Yahoo Go 2

By Mary Branscombe, published on July 23, 2007
Source: Tom's Guide US | Keywords: , , | Themes: The Internet, Smartphones

6. Yahoo Go 2

Yahoo Go 2 combines a lot more information about places than the other applications. For example, you can get an overview of traffic in town, as a list of problems or as a map with traffic blackspots and accidents; with Google Maps and Live Search what you’re seeing is the average speed of traffic on the road, but not what might be slowing things down.

That also means Yahoo Go has a lot of screens and sub-sections; you scroll down to the carousel selector, across to a section and then through sub-sections. This is more intuitive to use than it is to describe, but it is possible to end up on a screen you weren’t planning to look at, and if you make a mistake it can be hard to navigate back to the section you want. It can also take a while for a new section or search results to load; this makes sense for pages you load from the Web, but searching for contacts in your address book takes just as long. Performance may be suffering because this is Java rather than a native application.

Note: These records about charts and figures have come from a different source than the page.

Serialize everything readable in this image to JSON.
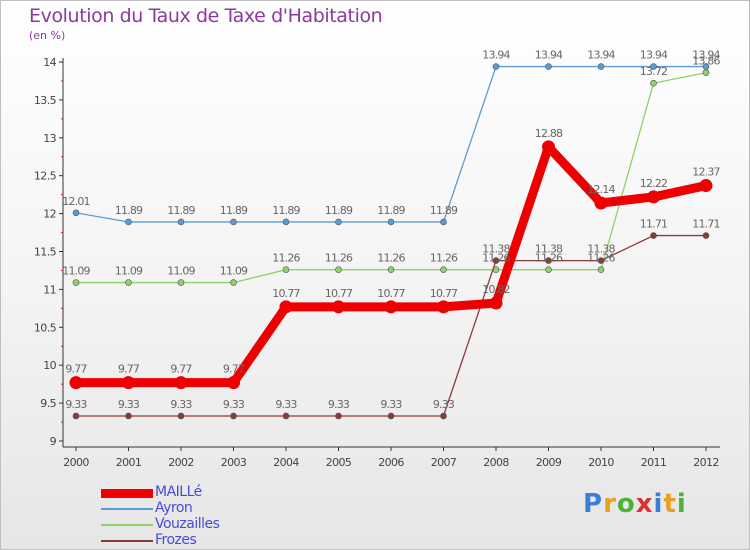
{
  "header": {
    "title": "Evolution du Taux de Taxe d'Habitation",
    "subtitle": "(en %)"
  },
  "logo": {
    "text": "Proxiti",
    "letters": [
      "P",
      "r",
      "o",
      "x",
      "i",
      "t",
      "i"
    ],
    "colors": [
      "#3a7fd5",
      "#e8a020",
      "#4bb33a",
      "#e03030",
      "#3a7fd5",
      "#e8a020",
      "#4bb33a"
    ]
  },
  "chart_data": {
    "type": "line",
    "title": "Evolution du Taux de Taxe d'Habitation",
    "ylabel": "(en %)",
    "xlabel": "",
    "categories": [
      "2000",
      "2001",
      "2002",
      "2003",
      "2004",
      "2005",
      "2006",
      "2007",
      "2008",
      "2009",
      "2010",
      "2011",
      "2012"
    ],
    "ylim": [
      9,
      14
    ],
    "yticks": [
      9,
      9.5,
      10,
      10.5,
      11,
      11.5,
      12,
      12.5,
      13,
      13.5,
      14
    ],
    "ytick_labels": [
      "9",
      "9.5",
      "10",
      "10.5",
      "11",
      "11.5",
      "12",
      "12.5",
      "13",
      "13.5",
      "14"
    ],
    "grid": false,
    "legend": "bottom-left",
    "series": [
      {
        "name": "Ayron",
        "color": "#5b9bd5",
        "values": [
          12.01,
          11.89,
          11.89,
          11.89,
          11.89,
          11.89,
          11.89,
          11.89,
          13.94,
          13.94,
          13.94,
          13.94,
          13.94
        ],
        "labels": [
          "12.01",
          "11.89",
          "11.89",
          "11.89",
          "11.89",
          "11.89",
          "11.89",
          "11.89",
          "13.94",
          "13.94",
          "13.94",
          "13.94",
          "13.94"
        ]
      },
      {
        "name": "Vouzailles",
        "color": "#8fd16a",
        "values": [
          11.09,
          11.09,
          11.09,
          11.09,
          11.26,
          11.26,
          11.26,
          11.26,
          11.26,
          11.26,
          11.26,
          13.72,
          13.86
        ],
        "labels": [
          "11.09",
          "11.09",
          "11.09",
          "11.09",
          "11.26",
          "11.26",
          "11.26",
          "11.26",
          "11.26",
          "11.26",
          "11.26",
          "13.72",
          "13.86"
        ]
      },
      {
        "name": "Frozes",
        "color": "#8b3a3a",
        "values": [
          9.33,
          9.33,
          9.33,
          9.33,
          9.33,
          9.33,
          9.33,
          9.33,
          11.38,
          11.38,
          11.38,
          11.71,
          11.71
        ],
        "labels": [
          "9.33",
          "9.33",
          "9.33",
          "9.33",
          "9.33",
          "9.33",
          "9.33",
          "9.33",
          "11.38",
          "11.38",
          "11.38",
          "11.71",
          "11.71"
        ]
      },
      {
        "name": "MAILLé",
        "color": "#ee0000",
        "values": [
          9.77,
          9.77,
          9.77,
          9.77,
          10.77,
          10.77,
          10.77,
          10.77,
          10.82,
          12.88,
          12.14,
          12.22,
          12.37
        ],
        "labels": [
          "9.77",
          "9.77",
          "9.77",
          "9.77",
          "10.77",
          "10.77",
          "10.77",
          "10.77",
          "10.82",
          "12.88",
          "12.14",
          "12.22",
          "12.37"
        ]
      }
    ],
    "legend_entries": [
      {
        "name": "MAILLé",
        "color": "#ee0000",
        "weight": "thick"
      },
      {
        "name": "Ayron",
        "color": "#5b9bd5",
        "weight": "thin"
      },
      {
        "name": "Vouzailles",
        "color": "#8fd16a",
        "weight": "thin"
      },
      {
        "name": "Frozes",
        "color": "#8b3a3a",
        "weight": "thin"
      }
    ]
  }
}
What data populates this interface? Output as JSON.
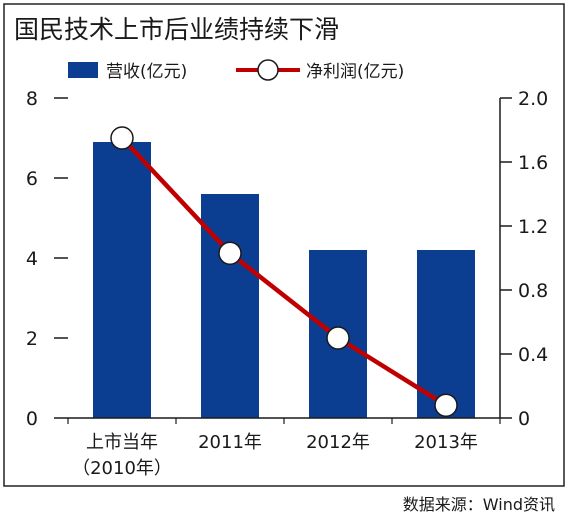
{
  "chart_data": {
    "type": "bar",
    "title": "国民技术上市后业绩持续下滑",
    "categories": [
      "上市当年",
      "2011年",
      "2012年",
      "2013年"
    ],
    "category_sublabels": [
      "（2010年）",
      "",
      "",
      ""
    ],
    "series": [
      {
        "name": "营收(亿元)",
        "kind": "bar",
        "axis": "left",
        "color": "#0b3d91",
        "values": [
          6.9,
          5.6,
          4.2,
          4.2
        ]
      },
      {
        "name": "净利润(亿元)",
        "kind": "line",
        "axis": "right",
        "color": "#c00000",
        "values": [
          1.75,
          1.03,
          0.5,
          0.08
        ]
      }
    ],
    "left_axis": {
      "ylim": [
        0,
        8
      ],
      "ticks": [
        "0",
        "2",
        "4",
        "6",
        "8"
      ]
    },
    "right_axis": {
      "ylim": [
        0,
        2
      ],
      "ticks": [
        "0",
        "0.4",
        "0.8",
        "1.2",
        "1.6",
        "2.0"
      ]
    },
    "legend_position": "top",
    "grid": false
  },
  "source": "数据来源：Wind资讯"
}
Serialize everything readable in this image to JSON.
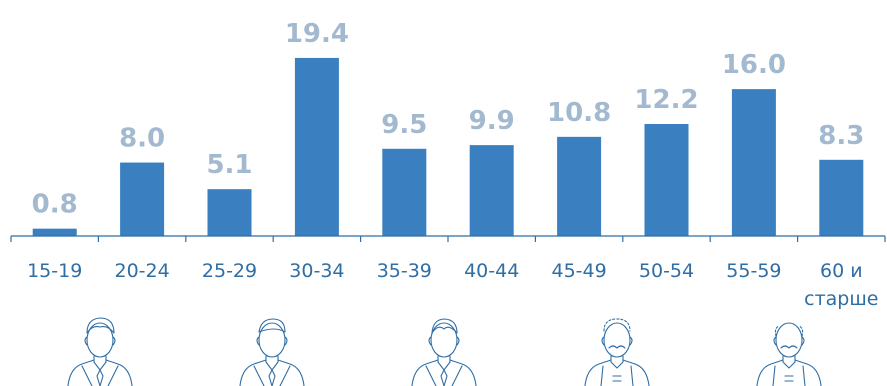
{
  "chart_data": {
    "type": "bar",
    "title": "",
    "xlabel": "",
    "ylabel": "",
    "categories": [
      "15-19",
      "20-24",
      "25-29",
      "30-34",
      "35-39",
      "40-44",
      "45-49",
      "50-54",
      "55-59",
      "60 и старше"
    ],
    "values": [
      0.8,
      8.0,
      5.1,
      19.4,
      9.5,
      9.9,
      10.8,
      12.2,
      16.0,
      8.3
    ],
    "value_labels": [
      "0.8",
      "8.0",
      "5.1",
      "19.4",
      "9.5",
      "9.9",
      "10.8",
      "12.2",
      "16.0",
      "8.3"
    ],
    "ylim": [
      0,
      20
    ],
    "grid": false,
    "legend": "none",
    "bar_color": "#3a7fbf",
    "label_color": "#a3b9d0",
    "category_color": "#2f6ea5"
  },
  "icons": [
    {
      "name": "young-man-icon"
    },
    {
      "name": "man-in-suit-icon"
    },
    {
      "name": "businessman-icon"
    },
    {
      "name": "mustache-man-icon"
    },
    {
      "name": "elderly-man-icon"
    }
  ]
}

There are sections for news, finance, weather, sport and entertainment, as well as the OneSearch section with location information. This last option combines a lot of the Yahoo services, which is useful if you use them and unnecessarily complicated if you don’t.

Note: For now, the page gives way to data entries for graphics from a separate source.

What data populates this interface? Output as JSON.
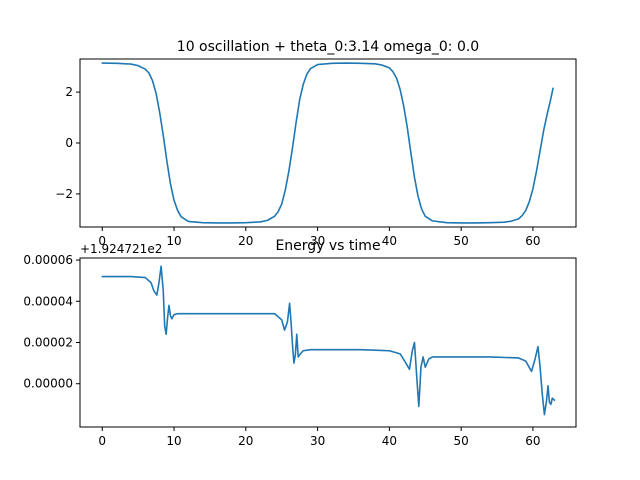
{
  "chart_data": [
    {
      "type": "line",
      "title": "10 oscillation + theta_0:3.14 omega_0: 0.0",
      "xlabel": "",
      "ylabel": "",
      "xlim": [
        -3.1,
        66.0
      ],
      "ylim": [
        -3.3,
        3.3
      ],
      "xticks": [
        0,
        10,
        20,
        30,
        40,
        50,
        60
      ],
      "xtick_labels": [
        "0",
        "10",
        "20",
        "30",
        "40",
        "50",
        "60"
      ],
      "yticks": [
        -2,
        0,
        2
      ],
      "ytick_labels": [
        "−2",
        "0",
        "2"
      ],
      "grid": false,
      "color": "#1f77b4",
      "series": [
        {
          "x": [
            0,
            2,
            4,
            5,
            6,
            6.5,
            7,
            7.5,
            8,
            8.5,
            9,
            9.5,
            10,
            10.5,
            11,
            12,
            14,
            16,
            18,
            20,
            22,
            23,
            24,
            24.5,
            25,
            25.5,
            26,
            26.5,
            27,
            27.5,
            28,
            28.5,
            29,
            30,
            32,
            34,
            36,
            38,
            39,
            40,
            40.5,
            41,
            41.5,
            42,
            42.5,
            43,
            43.5,
            44,
            44.5,
            45,
            46,
            48,
            50,
            52,
            54,
            56,
            57,
            58,
            58.5,
            59,
            59.5,
            60,
            60.5,
            61,
            61.5,
            62,
            62.5,
            62.8
          ],
          "y": [
            3.14,
            3.13,
            3.1,
            3.04,
            2.9,
            2.75,
            2.45,
            1.95,
            1.2,
            0.3,
            -0.7,
            -1.6,
            -2.25,
            -2.65,
            -2.9,
            -3.08,
            -3.13,
            -3.14,
            -3.14,
            -3.13,
            -3.1,
            -3.04,
            -2.88,
            -2.7,
            -2.4,
            -1.85,
            -1.1,
            -0.2,
            0.8,
            1.7,
            2.3,
            2.7,
            2.92,
            3.08,
            3.13,
            3.14,
            3.13,
            3.11,
            3.06,
            2.95,
            2.8,
            2.55,
            2.1,
            1.45,
            0.6,
            -0.4,
            -1.35,
            -2.1,
            -2.6,
            -2.88,
            -3.06,
            -3.13,
            -3.14,
            -3.14,
            -3.13,
            -3.11,
            -3.07,
            -2.98,
            -2.85,
            -2.65,
            -2.3,
            -1.8,
            -1.1,
            -0.3,
            0.5,
            1.15,
            1.75,
            2.15
          ]
        }
      ]
    },
    {
      "type": "line",
      "title": "Energy vs time",
      "xlabel": "",
      "ylabel": "",
      "offset_text": "+1.924721e2",
      "xlim": [
        -3.1,
        66.0
      ],
      "ylim": [
        -2.1e-05,
        6.1e-05
      ],
      "xticks": [
        0,
        10,
        20,
        30,
        40,
        50,
        60
      ],
      "xtick_labels": [
        "0",
        "10",
        "20",
        "30",
        "40",
        "50",
        "60"
      ],
      "yticks": [
        0,
        2e-05,
        4e-05,
        6e-05
      ],
      "ytick_labels": [
        "0.00000",
        "0.00002",
        "0.00004",
        "0.00006"
      ],
      "grid": false,
      "color": "#1f77b4",
      "series": [
        {
          "x": [
            0,
            2,
            4,
            6,
            6.8,
            7.2,
            7.6,
            7.9,
            8.2,
            8.5,
            8.7,
            8.9,
            9.1,
            9.3,
            9.5,
            9.7,
            10,
            10.5,
            11,
            14,
            18,
            22,
            24,
            25,
            25.4,
            25.8,
            26.1,
            26.3,
            26.5,
            26.7,
            26.9,
            27.1,
            27.3,
            27.6,
            28,
            29,
            32,
            36,
            40,
            41.5,
            42.3,
            42.8,
            43.2,
            43.5,
            43.8,
            44.1,
            44.4,
            44.7,
            45,
            45.5,
            46,
            50,
            54,
            58,
            59,
            59.8,
            60.3,
            60.7,
            61,
            61.3,
            61.6,
            61.9,
            62.1,
            62.3,
            62.5,
            62.7,
            63
          ],
          "y": [
            5.2e-05,
            5.2e-05,
            5.2e-05,
            5.15e-05,
            4.9e-05,
            4.5e-05,
            4.3e-05,
            4.9e-05,
            5.7e-05,
            4.5e-05,
            2.8e-05,
            2.4e-05,
            3.2e-05,
            3.8e-05,
            3.3e-05,
            3.15e-05,
            3.35e-05,
            3.4e-05,
            3.4e-05,
            3.4e-05,
            3.4e-05,
            3.4e-05,
            3.4e-05,
            3.1e-05,
            2.6e-05,
            3e-05,
            3.9e-05,
            3e-05,
            1.9e-05,
            1e-05,
            1.4e-05,
            2.4e-05,
            1.3e-05,
            1.45e-05,
            1.6e-05,
            1.65e-05,
            1.65e-05,
            1.65e-05,
            1.6e-05,
            1.45e-05,
            1e-05,
            7e-06,
            1.6e-05,
            2e-05,
            4e-06,
            -1.1e-05,
            8e-06,
            1.3e-05,
            8e-06,
            1.2e-05,
            1.3e-05,
            1.3e-05,
            1.3e-05,
            1.25e-05,
            1.1e-05,
            6e-06,
            1.2e-05,
            1.8e-05,
            8e-06,
            -5e-06,
            -1.5e-05,
            -8e-06,
            -1e-06,
            -9e-06,
            -1e-05,
            -7e-06,
            -8e-06
          ]
        }
      ]
    }
  ]
}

Create a OneSearch for a location and you get a long page with a city guide and what’s on guide at the top, plus weather, local news, Flickr photos, web images, web sites and news photos. Click though to start searching and you get the canned searches first: ATMs, gas, movie theatres and restaurants at the top, and more categories below. You can’t drill down through sub-categories like you can in Live Search, which gets you results without as many clicks but doesn’t give you the same control over what the results are. Different categories don’t always give you different results: choosing Restaurants often gives you nearly the same results as Fast Food, for instance, and you’ll sometimes wonder why you’re seeing a business.

You see the first nine matches in an area, but if that’s not what you want you have to type in a specific search. Navigate with the numeric keypad and the map jumps to the right place; if you don’t want to wait for the animation to get the next result you can choose the text list, but this is hidden on the menu.